Chiefs sign draft picks Eric Murray and Tyreek Hill, leaving only KeiVarae Russell unsigned

Murray
Murray AP

The Kansas City Chiefs have taken another step toward inking all nine of their 2016 draft picks, announcing deals with fourth-round cornerback Eric Murray and fifth-round receiver/return man Tyreek Hill on Monday.

That means all but one of their draft picks — cornerback KeiVarae Russell, a third-round pick — are currently under contract.

Hill, Murray and Russell were among the nine draft picks who participated in the club’s rookie minicamp, which was held May 7-9 at the team’s practice facility, even though none of them were under contract at the time.

There has been plenty of attention surrounding Hill, who pleaded guilty last August to domestic abuse by strangulation of his pregnant girlfriend, since the Chiefs selected him with the 165th overall pick.
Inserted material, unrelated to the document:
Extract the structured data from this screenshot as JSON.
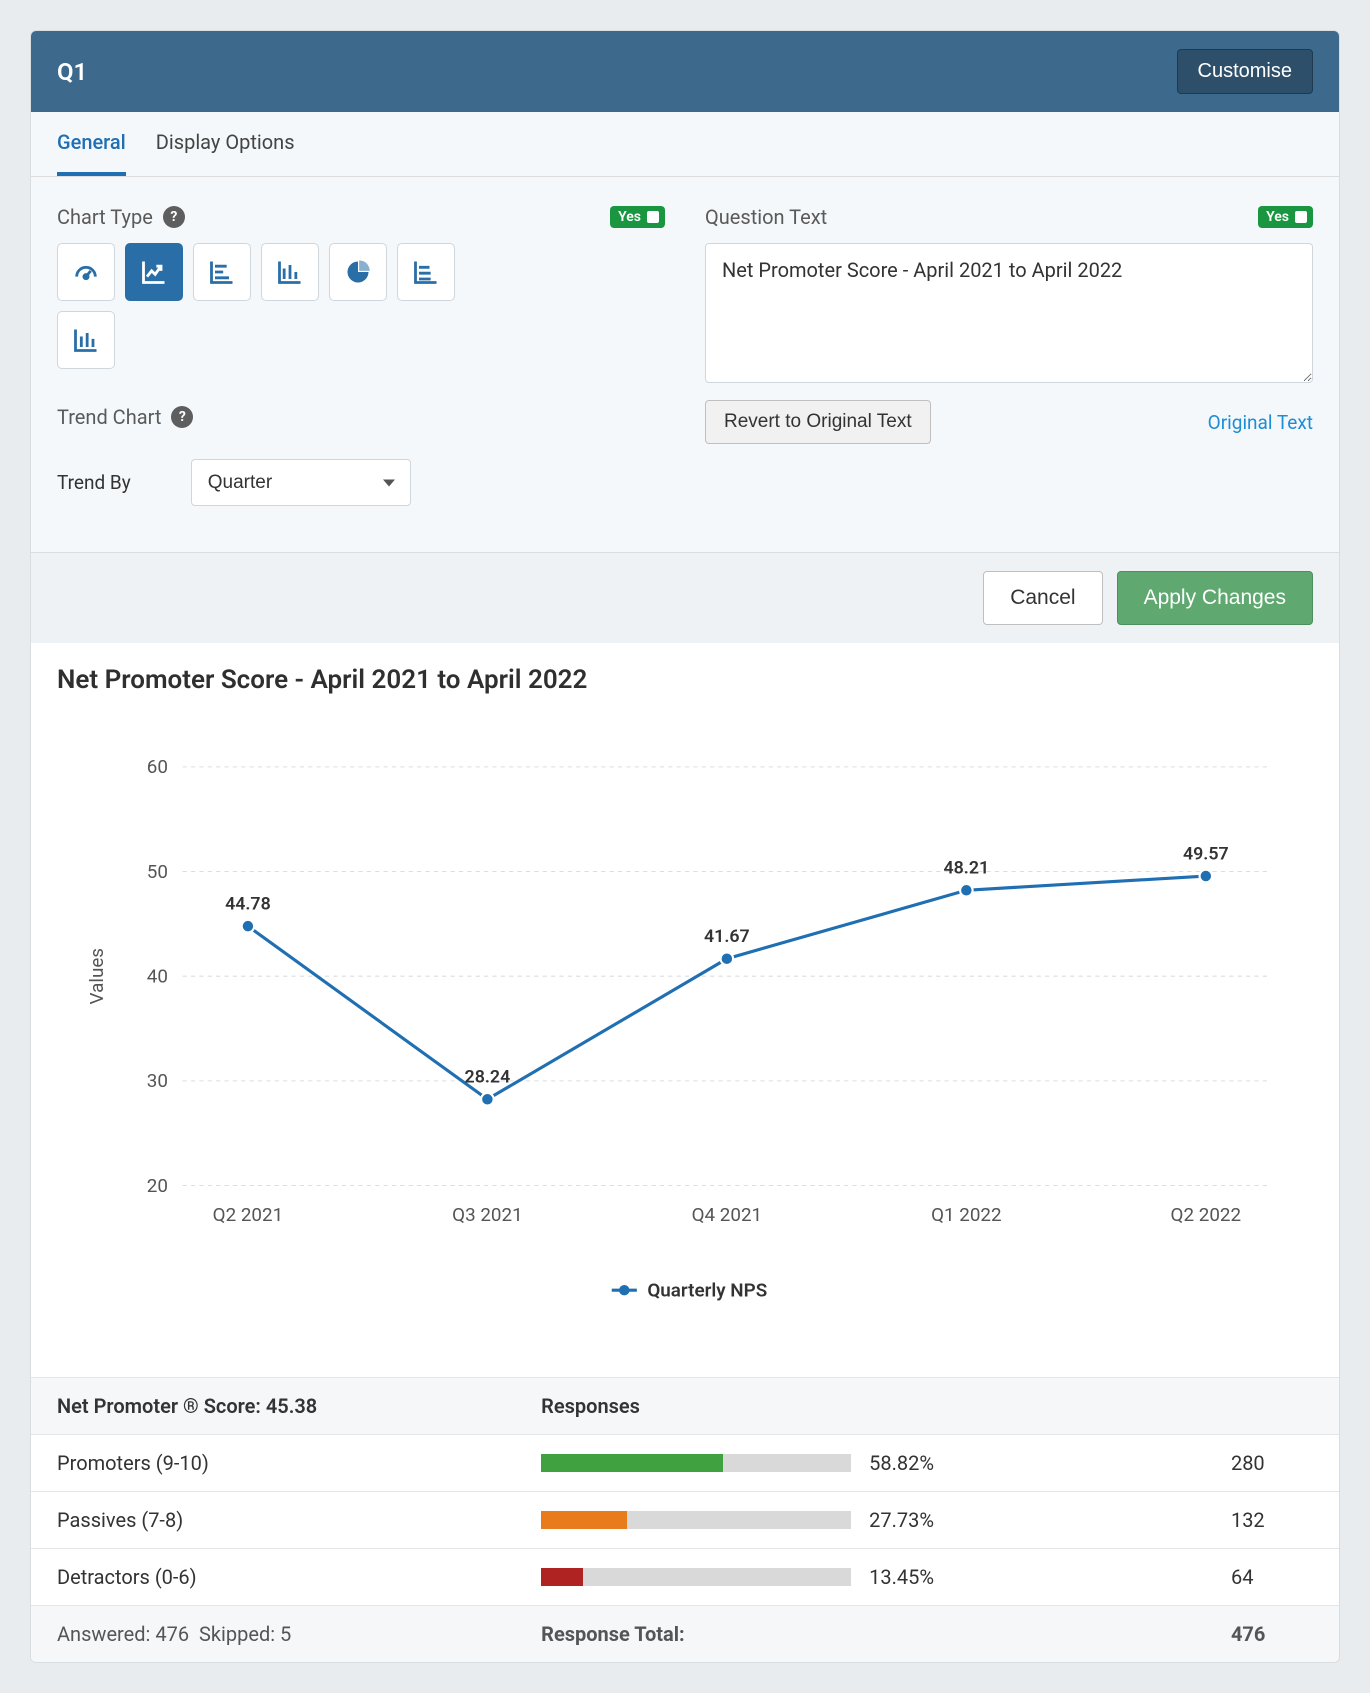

He expressed remorse about the situation while addressing the media at the rookie minicamp, and said he looks forward to playing football for the Chiefs and continuing his court-ordered counseling, which is required by the plea deal he received, which includes a deferred three-year sentence.

But even though Hill is now under contract, he still has to make the 53-man roster. Chiefs general manager John Dorsey told Pro Football Talk Live over the weekend that Hill has been guaranteed nothing.

“What he has to do is he has to continue to receive counseling,” Dorsey told Pro Football Talk. “He has to continue to be in our program, and that’s what it would do. By no chance is he guaranteed a spot on this roster.”

Hill will have an opportunity to carve out a role as a slot receiver and return man during organized team activities, which begin on May 24 and continue through June, and training camp, which starts in July.

It’s certainly worth noting that the Chiefs’ return roles are a bit unsettled, as the status of primary kick returner Knile Davis and primary punt returner De’Anthony Thomas is somewhat unclear. The Chiefs shopped Davis in trade talks a few months ago, and the club has never explained Thomas’ absence the last month of the 2015 season, other than to say he was out for “personal reasons.”

The Chiefs are obviously high on Hill’s return ability. He blazed a 4.25-second 40-yard dash at his pro day in March, and Ryne Nutt — the Chiefs’ southeast scout — said Hill is the most dynamic returner he’s seen in his seven years of scouting. Nutt added that Chiefs special-teams coach Dave Toub compared Hill’s skills to ace returner Devin Hester’s.

Hill, who is listed at 5-foot-10 and 185 pounds, posted modest offensive stats in 2015, when he caught 27 passes for 444 yards and three touchdowns and rushed 25 times for 254 yards and a touchdown against Division II competition. But he made his mark as a returner, bringing back two kicks and two punts for touchdowns, and his coach at West Alabama, Brett Gilliland, attributed Hill’s modest offensive numbers to the way he was schemed.

“He’s obviously a game-changer as a running back, so that made us a little leery on using him too much,” Gilliland said. “We wanted to keep him healthy and make sure he could make his place on special teams that could help us. He won us a couple of games.”

Gilliland said Hill’s vision and ability to set up blockers complements his 4.25 speed and ability to get to full speed quickly.

“He can go from zero to full speed faster than anybody I’ve ever seen,” he said.

Hill showcased his burst at the rookie camp as he practiced hauling in kicks and punts, and figures to have an opportunity to continue doing so as he hopes to solidify a spot on the 53-man roster over the next several months.